Requiem de Maurice Duruflé - Ensemble Vocal Philae de Strasbourg

Un Requiem prodigieux de lumière et d'éternité

Sous la nef apaisée de l'église protestante des Haguenau, l’Ensemble Vocal Philae a offert un Requiem d’une prodigieuse luminosité, où le souffle de Duruflé s’est fait prière, paix et éternité.

Mardi 11 novembre, l’église protestante de Haguenau s’est emplie d’une lumière presque surnaturelle. Sous la direction inspirée de Cédric Dosch, l’Ensemble Vocal Philae a interprété le Requiem de Maurice Duruflé, cette messe des morts si singulière, composée en 1947, où la foi ne se crispe pas dans la douleur mais s’élève dans la clarté.
Duruflé, fervent catholique et fin connaisseur du chant grégorien, y tisse une liturgie hors du temps, mêlant la pureté des lignes anciennes à la sensualité des harmonies modernes. Ici, nulle angoisse, nul ton funèbre : la mort s’y fait passage, la prière s’y fait lumière.

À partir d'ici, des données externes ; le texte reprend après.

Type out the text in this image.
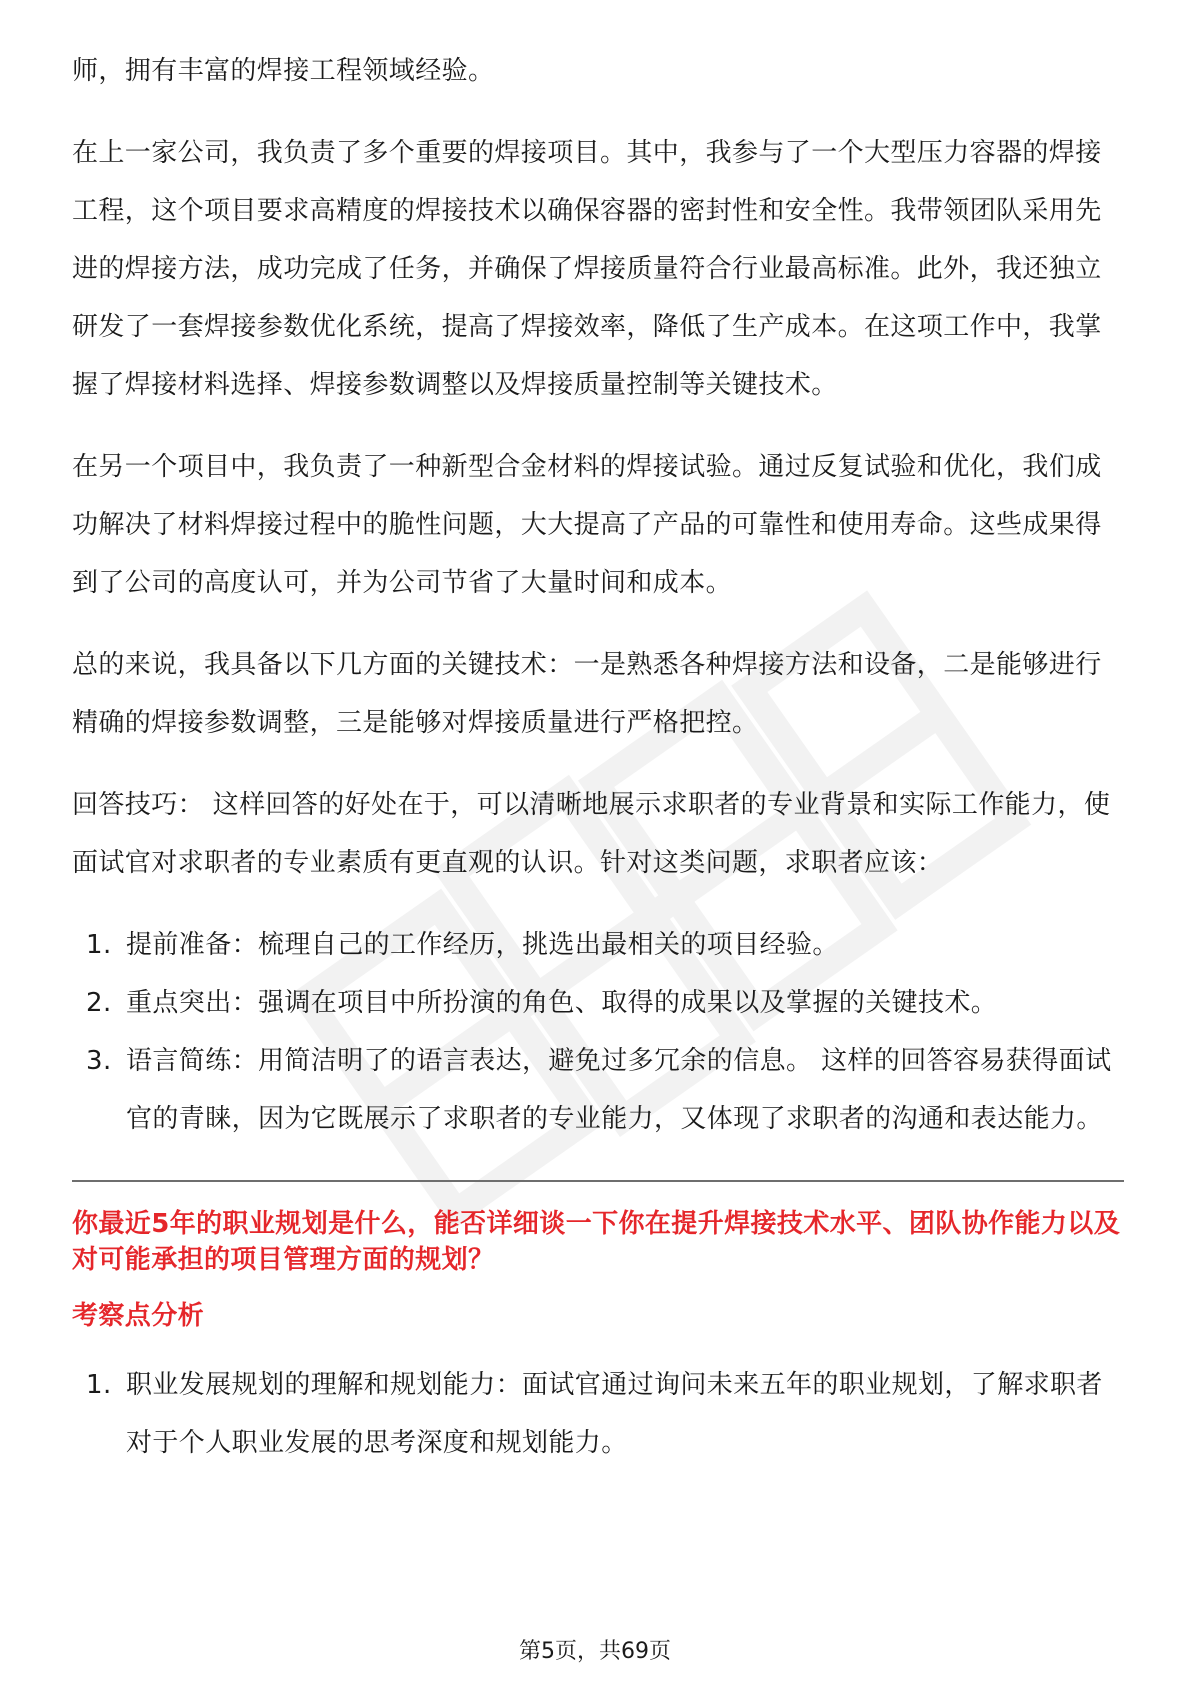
师，拥有丰富的焊接工程领域经验。

在上一家公司，我负责了多个重要的焊接项目。其中，我参与了一个大型压力容器的焊接工程，这个项目要求高精度的焊接技术以确保容器的密封性和安全性。我带领团队采用先进的焊接方法，成功完成了任务，并确保了焊接质量符合行业最高标准。此外，我还独立研发了一套焊接参数优化系统，提高了焊接效率，降低了生产成本。在这项工作中，我掌握了焊接材料选择、焊接参数调整以及焊接质量控制等关键技术。

在另一个项目中，我负责了一种新型合金材料的焊接试验。通过反复试验和优化，我们成功解决了材料焊接过程中的脆性问题，大大提高了产品的可靠性和使用寿命。这些成果得到了公司的高度认可，并为公司节省了大量时间和成本。

总的来说，我具备以下几方面的关键技术：一是熟悉各种焊接方法和设备，二是能够进行精确的焊接参数调整，三是能够对焊接质量进行严格把控。

回答技巧： 这样回答的好处在于，可以清晰地展示求职者的专业背景和实际工作能力，使面试官对求职者的专业素质有更直观的认识。针对这类问题，求职者应该：

1. 提前准备：梳理自己的工作经历，挑选出最相关的项目经验。
2. 重点突出：强调在项目中所扮演的角色、取得的成果以及掌握的关键技术。
3. 语言简练：用简洁明了的语言表达，避免过多冗余的信息。 这样的回答容易获得面试官的青睐，因为它既展示了求职者的专业能力，又体现了求职者的沟通和表达能力。

你最近5年的职业规划是什么，能否详细谈一下你在提升焊接技术水平、团队协作能力以及对可能承担的项目管理方面的规划？

考察点分析

1. 职业发展规划的理解和规划能力：面试官通过询问未来五年的职业规划，了解求职者对于个人职业发展的思考深度和规划能力。
第5页，共69页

Dès les premières notes, le chœur a imposé un climat d’éternité tranquille. Le Kyrie s’est déployé comme une caresse d’air, lumineux et ample. Dans le Domine Jesu Christe, la tension s’est faite palpable : les voix s’y sont enflammées, poursuivies par les grondements de l’orgue, évoquant la gueule du lion, les ténèbres, l’abîme. Mais ce tumulte n’a duré qu’un instant — déjà la paix reprenait ses droits, la musique se dissolvait dans un souffle d’espérance.

À l’orgue, Ivan Terekhanov fut admirable, conjuguant une virtuosité impétueuse à une douceur presque mystique. Son jeu, puissant comme un torrent ou délicatement enveloppant, a révélé la richesse infinie de l’instrument, ce compagnon de souffle et de prière.
La mezzo-soprano Geneviève Kaemerlen a, quant à elle, offert un Pie Jesu d’une pure incandescence, moment suspendu entre ciel et terre, où la fragilité humaine s’effleurait du divin.

Sous la baguette habitée de Cédric Dosch, les voix de Philae ont trouvé leur juste équilibre, portées par une ferveur sincère, une intériorité vibrante. L’œuvre de Duruflé, loin des visions terribles du Dies irae, s’est ouverte sur la lumière du Lux Aeterna, sur cette paix que l’homme espère et que la musique, un instant, lui accorde.
Quand les dernières notes se sont éteintes, il ne restait qu’un silence habité — celui où le souffle devient prière, et la musique, promesse d’éternité.